Recently, I wrote about treating a data process as the business process that it truly is. The premise was that we must look at data management processes in a more structured way. By spotting repeatable patterns and looking for opportunities to automate some of the mechanical aspects of the process, we can create opportunities to optimize process and improve performance.
I’d like to continue that theme and stay focused on the end-to-end process of building the data warehouse. There are many micro-steps that go into building the warehouse. We’ll keep the discussion at a high-level and inspect the process as follows:
Gather and Analyze Requirements->Create and Manage Representative Models->Integrate Data-> Enable Data Access Through a BI Layer->Test and Balance->Release to Production
You may use different terms, but you get the gist. The problem that presents itself is the speed at which these functional steps can be performed while still producing the high-quality foundation for analytics that is required to support critical business decision making. Traditional methodologies suggest that this process can take 12-18 months or more depending on resources, scope, and complexity. And, that’s if you get it right the first time.
A year and a half is an eternity in terms of a business cycle. So, what can we do to address information requirements at the speed of business without sacrificing quality, short-circuiting the “process” of implementing our information infrastructure, and ensuring that what is actually produced is what was expected?
Let’s begin at the beginning. It all starts with gathering and analyzing requirements. Without a comprehensive set of requirements defined by the business users in need of information to support decision-making, the data warehouse process will never get off the ground. I admit that this is a blinding glimpse of the obvious, but if we look at the requirements gathering process and how we leverage the information gained during these exercises we really start to question whether or not we take it seriously enough.
Traditionally, requirements are documented in some semi-formal way (more often than not spreadsheets are used to capture them). Then the requirements are translated into some form of conceptual model. The conceptual model gets presented back to the business, gets refined and eventually reaches an agreed upon state of accuracy.
It’s the whole notion of “translating” the requirements that bothers me. Every time we go through a step to “translate”, we risk losing the value in the original message. To make matters worse, there are multiple points at which translations must take place in order to get to the end state of the implemented data warehouse. Requirements are translated into conceptual models. Conceptual models are translated into logical data models. Logical data models are translated into a series of physical data models (3NF for the integrated data layer, dimensional models for the data marts or reporting schemas – let alone landing zones and staging tables). And, all may be done by different people with different skills! It reminds me of the old telephone game where one person whispers a message to the first person in line, then they turn to the next and pass on the message to the best of their recollection and it gets repeated down the line. We all know what comes out the other end of that line – something completely foreign and unintelligible from the original message.

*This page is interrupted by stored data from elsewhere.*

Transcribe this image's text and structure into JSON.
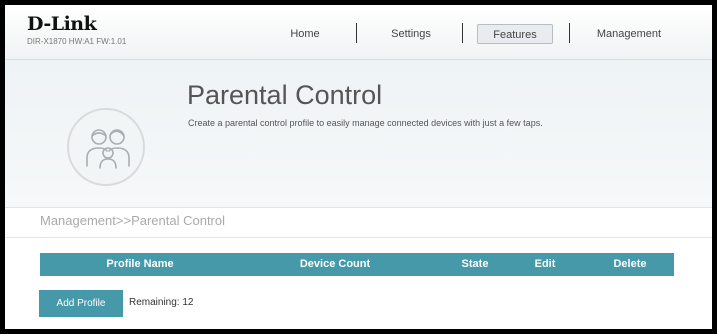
{
  "header": {
    "logo": "D-Link",
    "device_info": "DIR-X1870 HW:A1 FW:1.01",
    "nav": [
      {
        "label": "Home",
        "active": false
      },
      {
        "label": "Settings",
        "active": false
      },
      {
        "label": "Features",
        "active": true
      },
      {
        "label": "Management",
        "active": false
      }
    ]
  },
  "banner": {
    "icon": "family-icon",
    "title": "Parental Control",
    "description": "Create a parental control profile to easily manage connected devices with just a few taps."
  },
  "breadcrumb": "Management>>Parental Control",
  "table": {
    "columns": [
      "Profile Name",
      "Device Count",
      "State",
      "Edit",
      "Delete"
    ],
    "rows": []
  },
  "actions": {
    "add_profile_label": "Add Profile",
    "remaining_label": "Remaining:",
    "remaining_count": "12"
  },
  "colors": {
    "accent": "#4599a9",
    "title_text": "#555555"
  }
}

We must streamline the process to create a more direct line from business requirements to the resultant reporting data in order to ensure that we take the most direct route from business event to supporting information. The chain from business user to business analyst to data architect to database administrator contains too much margin for error. Once requirements are taken out of their original form – the one produced in conjunction with the business – disconnects can go undiscovered until much, much later in the build and deployment process. How many times have you presented a report to the business (one that you think they asked for) and gotten a response of “that’s not what I wanted” or “it’s not right” or “what I meant was…”?
Kalido recognized this flaw in the process early on and created the Business Information Modeler to clearly (and collaboratively) document end user business requirements directly in the form of a mutually understandable (and agreed upon) model. The resultant business information model contains all of the business concepts expressed by business users. The model also embeds all of the structural validation that is necessary to ensure integrity and quality of data based on how the business uses the data, not how a database stores the data. The ability to represent business requirements in their raw form without the confusion caused by having to interpret a technically oriented data model that most business users do not understand ensures accuracy in the resulting work product and eliminates a translation point in the process.
Next time around, we’ll extend the notion of the business information model and how it can be leveraged to further reduce risk to data warehouse implementation and enable a truly iterative approach to building the data warehouse foundation from the ground up – without the “lost in translation” issue that has plagued these projects for years. Elimination of a risk point and streamlining the communication channel is a huge step forward toward optimizing our process – pass it on.